The Doerner Institut has an extensive collection of painting materials of all kinds, various artists’ bequests and painting technique experiments from the history of the institute. It contains several thousand historical and modern colourants in pure form, including a partial set of the Forbes Pigment Collection from the Straus Center for Conservation and Technical Studies for objects in the Harvard Art Museum collections. In addition to historical and modern waxes, oils, gum, protein and synthetic polymers, the collection of organic binders also includes many resins from all over the world as well as various tars and pitches.

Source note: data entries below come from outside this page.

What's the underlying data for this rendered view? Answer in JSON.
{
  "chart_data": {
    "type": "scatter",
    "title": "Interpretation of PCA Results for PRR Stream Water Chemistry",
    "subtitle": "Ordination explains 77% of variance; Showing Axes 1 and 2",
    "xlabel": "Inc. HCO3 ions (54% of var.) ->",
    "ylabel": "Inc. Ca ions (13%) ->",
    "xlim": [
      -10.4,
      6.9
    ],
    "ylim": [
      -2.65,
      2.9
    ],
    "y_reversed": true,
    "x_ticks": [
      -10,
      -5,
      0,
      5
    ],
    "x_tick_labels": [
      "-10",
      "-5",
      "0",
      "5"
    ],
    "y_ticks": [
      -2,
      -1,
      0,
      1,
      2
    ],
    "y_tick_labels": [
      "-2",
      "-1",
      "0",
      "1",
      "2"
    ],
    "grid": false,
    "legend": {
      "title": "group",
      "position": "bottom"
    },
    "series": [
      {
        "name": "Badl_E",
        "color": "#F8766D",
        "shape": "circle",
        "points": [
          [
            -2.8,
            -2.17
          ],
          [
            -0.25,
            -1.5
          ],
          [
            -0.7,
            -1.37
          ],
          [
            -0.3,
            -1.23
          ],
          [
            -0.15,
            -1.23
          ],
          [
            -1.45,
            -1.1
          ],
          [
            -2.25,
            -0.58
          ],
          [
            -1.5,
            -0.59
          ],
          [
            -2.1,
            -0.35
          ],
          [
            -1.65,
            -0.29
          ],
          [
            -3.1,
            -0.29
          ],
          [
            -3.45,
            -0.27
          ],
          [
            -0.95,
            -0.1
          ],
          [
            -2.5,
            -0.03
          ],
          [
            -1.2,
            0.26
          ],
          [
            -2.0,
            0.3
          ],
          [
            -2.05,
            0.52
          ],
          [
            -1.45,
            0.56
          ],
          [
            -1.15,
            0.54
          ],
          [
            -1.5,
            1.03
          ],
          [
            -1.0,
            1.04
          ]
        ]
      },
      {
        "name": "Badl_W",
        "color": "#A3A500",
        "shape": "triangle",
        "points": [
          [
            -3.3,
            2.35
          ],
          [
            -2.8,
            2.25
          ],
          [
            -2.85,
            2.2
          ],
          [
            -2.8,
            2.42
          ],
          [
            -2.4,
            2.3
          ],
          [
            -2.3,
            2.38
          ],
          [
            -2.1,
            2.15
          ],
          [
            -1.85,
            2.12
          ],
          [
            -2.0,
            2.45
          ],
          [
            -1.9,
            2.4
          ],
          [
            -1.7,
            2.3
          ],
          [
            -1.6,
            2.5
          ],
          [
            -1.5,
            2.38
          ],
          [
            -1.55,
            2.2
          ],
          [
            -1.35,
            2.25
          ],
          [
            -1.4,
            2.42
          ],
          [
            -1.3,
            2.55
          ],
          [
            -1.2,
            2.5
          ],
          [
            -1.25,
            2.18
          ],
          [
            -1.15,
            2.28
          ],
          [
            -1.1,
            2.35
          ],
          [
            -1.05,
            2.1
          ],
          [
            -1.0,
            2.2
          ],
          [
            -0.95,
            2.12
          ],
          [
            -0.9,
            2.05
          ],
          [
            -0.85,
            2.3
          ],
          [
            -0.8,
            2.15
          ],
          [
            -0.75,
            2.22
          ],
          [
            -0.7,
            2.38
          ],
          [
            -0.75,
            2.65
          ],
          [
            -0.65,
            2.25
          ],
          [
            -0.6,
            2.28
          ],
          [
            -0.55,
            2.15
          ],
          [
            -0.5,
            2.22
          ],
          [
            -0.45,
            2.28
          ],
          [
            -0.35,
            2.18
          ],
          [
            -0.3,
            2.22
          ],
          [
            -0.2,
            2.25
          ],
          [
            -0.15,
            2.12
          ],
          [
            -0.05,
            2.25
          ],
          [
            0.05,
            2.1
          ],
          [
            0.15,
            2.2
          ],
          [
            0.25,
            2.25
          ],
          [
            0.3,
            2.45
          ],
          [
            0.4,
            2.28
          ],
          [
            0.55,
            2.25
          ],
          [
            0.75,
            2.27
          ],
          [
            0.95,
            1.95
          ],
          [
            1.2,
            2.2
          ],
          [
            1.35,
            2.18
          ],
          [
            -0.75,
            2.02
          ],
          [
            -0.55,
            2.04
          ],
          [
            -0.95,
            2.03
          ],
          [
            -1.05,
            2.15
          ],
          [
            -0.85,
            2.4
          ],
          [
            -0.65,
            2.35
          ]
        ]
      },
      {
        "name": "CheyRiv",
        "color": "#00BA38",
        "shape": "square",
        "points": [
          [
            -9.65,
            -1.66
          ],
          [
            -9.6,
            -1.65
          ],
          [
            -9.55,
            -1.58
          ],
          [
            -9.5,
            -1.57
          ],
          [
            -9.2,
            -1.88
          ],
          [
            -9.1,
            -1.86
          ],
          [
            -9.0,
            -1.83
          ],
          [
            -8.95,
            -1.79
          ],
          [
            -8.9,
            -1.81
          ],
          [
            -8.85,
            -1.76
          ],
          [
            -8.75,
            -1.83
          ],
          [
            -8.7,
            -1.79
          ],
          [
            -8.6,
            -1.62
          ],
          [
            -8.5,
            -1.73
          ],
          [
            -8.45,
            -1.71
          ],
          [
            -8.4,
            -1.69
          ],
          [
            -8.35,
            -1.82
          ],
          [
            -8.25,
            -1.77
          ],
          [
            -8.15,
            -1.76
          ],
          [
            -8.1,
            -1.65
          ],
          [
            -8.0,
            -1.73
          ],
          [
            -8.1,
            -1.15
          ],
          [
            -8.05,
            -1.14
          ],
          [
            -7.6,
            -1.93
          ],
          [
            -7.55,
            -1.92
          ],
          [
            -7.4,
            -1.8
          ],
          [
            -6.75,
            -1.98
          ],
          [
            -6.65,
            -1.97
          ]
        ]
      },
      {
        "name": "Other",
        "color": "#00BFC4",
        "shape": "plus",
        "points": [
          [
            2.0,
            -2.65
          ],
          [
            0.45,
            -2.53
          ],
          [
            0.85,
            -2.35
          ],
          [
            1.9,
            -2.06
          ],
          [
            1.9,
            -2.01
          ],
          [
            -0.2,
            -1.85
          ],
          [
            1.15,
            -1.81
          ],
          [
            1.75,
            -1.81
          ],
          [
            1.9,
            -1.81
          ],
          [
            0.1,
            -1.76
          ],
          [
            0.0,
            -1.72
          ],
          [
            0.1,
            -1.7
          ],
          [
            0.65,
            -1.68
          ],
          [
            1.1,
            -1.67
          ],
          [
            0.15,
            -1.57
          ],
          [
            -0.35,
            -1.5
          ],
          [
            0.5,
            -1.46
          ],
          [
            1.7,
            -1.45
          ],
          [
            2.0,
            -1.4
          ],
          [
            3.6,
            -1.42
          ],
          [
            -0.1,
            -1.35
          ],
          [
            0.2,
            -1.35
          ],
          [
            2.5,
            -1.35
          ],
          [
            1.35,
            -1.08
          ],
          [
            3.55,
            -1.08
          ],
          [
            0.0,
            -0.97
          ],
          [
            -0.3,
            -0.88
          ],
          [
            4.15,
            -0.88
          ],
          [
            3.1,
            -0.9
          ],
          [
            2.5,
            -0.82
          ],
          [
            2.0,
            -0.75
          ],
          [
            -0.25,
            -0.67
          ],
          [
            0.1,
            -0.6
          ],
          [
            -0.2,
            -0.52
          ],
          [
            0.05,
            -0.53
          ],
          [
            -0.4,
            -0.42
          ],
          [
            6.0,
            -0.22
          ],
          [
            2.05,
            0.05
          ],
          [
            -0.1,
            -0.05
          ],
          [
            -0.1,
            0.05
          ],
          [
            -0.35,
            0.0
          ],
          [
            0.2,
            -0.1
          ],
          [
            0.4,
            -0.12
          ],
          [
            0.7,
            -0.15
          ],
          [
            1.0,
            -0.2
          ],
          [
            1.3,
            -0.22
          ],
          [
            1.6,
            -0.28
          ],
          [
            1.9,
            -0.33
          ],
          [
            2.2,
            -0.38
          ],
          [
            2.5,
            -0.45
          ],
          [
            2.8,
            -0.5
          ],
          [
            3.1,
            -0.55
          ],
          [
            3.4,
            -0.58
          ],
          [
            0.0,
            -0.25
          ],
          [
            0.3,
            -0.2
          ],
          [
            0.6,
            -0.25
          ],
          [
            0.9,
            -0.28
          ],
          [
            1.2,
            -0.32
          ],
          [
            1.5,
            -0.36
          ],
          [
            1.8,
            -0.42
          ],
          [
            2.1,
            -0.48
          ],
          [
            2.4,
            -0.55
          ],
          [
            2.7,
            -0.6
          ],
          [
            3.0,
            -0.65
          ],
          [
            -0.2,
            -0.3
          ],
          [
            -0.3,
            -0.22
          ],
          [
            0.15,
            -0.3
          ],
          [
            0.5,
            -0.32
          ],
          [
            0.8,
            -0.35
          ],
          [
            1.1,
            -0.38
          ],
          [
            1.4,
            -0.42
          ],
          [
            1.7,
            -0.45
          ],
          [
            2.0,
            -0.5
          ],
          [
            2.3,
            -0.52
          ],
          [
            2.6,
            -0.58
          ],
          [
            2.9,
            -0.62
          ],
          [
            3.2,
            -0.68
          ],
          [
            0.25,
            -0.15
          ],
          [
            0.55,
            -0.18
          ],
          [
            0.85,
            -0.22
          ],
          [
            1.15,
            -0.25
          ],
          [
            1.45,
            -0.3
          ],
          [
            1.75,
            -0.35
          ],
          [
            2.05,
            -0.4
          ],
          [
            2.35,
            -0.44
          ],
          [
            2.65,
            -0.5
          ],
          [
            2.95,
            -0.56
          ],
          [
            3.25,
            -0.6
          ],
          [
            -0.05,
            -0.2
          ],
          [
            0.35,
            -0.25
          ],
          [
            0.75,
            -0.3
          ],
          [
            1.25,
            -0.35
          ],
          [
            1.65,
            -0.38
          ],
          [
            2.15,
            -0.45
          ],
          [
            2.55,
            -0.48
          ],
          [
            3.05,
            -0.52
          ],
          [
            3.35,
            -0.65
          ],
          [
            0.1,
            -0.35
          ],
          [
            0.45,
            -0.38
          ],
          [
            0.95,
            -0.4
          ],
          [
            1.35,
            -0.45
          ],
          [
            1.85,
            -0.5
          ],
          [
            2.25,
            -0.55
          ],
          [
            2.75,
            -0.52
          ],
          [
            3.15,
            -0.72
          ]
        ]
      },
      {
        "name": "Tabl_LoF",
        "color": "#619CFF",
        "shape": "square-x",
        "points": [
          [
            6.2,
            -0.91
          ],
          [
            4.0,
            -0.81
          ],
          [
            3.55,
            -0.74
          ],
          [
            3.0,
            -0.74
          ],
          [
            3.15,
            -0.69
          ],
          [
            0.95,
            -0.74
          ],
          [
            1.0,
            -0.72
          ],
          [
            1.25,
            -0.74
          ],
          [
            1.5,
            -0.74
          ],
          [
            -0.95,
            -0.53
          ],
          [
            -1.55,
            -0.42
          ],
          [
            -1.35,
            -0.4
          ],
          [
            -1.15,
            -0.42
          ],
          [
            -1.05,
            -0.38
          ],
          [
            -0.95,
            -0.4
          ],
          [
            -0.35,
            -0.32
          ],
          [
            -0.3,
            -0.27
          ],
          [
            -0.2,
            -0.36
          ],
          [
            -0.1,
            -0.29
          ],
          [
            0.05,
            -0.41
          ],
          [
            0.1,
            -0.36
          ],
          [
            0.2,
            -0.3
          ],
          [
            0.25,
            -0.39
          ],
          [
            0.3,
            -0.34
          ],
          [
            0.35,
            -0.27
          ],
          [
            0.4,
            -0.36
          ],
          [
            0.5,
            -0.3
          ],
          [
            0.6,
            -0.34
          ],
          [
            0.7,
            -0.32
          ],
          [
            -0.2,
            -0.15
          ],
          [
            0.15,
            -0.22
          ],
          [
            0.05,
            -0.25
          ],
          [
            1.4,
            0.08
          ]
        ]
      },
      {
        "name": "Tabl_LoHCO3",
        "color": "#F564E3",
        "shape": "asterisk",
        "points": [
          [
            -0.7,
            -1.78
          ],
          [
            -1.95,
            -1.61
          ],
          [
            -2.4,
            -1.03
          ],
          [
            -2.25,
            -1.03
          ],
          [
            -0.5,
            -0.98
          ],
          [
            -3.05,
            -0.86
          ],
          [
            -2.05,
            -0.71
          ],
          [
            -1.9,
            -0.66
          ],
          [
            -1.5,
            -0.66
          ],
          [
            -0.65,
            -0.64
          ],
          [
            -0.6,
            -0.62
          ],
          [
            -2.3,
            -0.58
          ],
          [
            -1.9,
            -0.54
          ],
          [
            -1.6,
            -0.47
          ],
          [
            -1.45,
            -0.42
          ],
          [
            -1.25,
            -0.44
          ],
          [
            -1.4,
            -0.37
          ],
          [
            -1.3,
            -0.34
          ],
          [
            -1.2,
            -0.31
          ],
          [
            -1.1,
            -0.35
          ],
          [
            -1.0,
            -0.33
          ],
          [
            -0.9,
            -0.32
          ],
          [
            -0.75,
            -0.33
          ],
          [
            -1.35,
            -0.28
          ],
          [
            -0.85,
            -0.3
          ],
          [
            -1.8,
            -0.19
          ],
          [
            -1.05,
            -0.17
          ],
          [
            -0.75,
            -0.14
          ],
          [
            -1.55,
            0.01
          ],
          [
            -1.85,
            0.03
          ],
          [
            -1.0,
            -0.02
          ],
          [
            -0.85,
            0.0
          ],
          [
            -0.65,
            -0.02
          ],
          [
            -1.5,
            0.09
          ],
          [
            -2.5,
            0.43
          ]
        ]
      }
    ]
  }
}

Several hundred test sheets and a wide variety of painting technique reconstructions, some originating from Prof. Max Doerner, document the Institute’s continuous preoccupation with questions concerning the properties and stability of all kinds of paint materials. Important items include those from artists’ estates (for example from Toni Roth, Fritz Winter, Lothar Günther Buchheim and many more) with many hundred historical tube paints, colour sample cards and working materials that are invaluable references for art-technological research.
As a special feature, the Doerner Institut also houses part of the Martius Pharmacognostic Collection from the Friedrich Alexander University of Erlangen-Nuremberg that was assembled mainly in the first half of the 19th century by two generations of the Martius family (professors of pharmacy, pharmacognostics and botany). The collection contains reference materials, such as natural resins commonly used in painting, that are especially valuable.because they have aged naturally.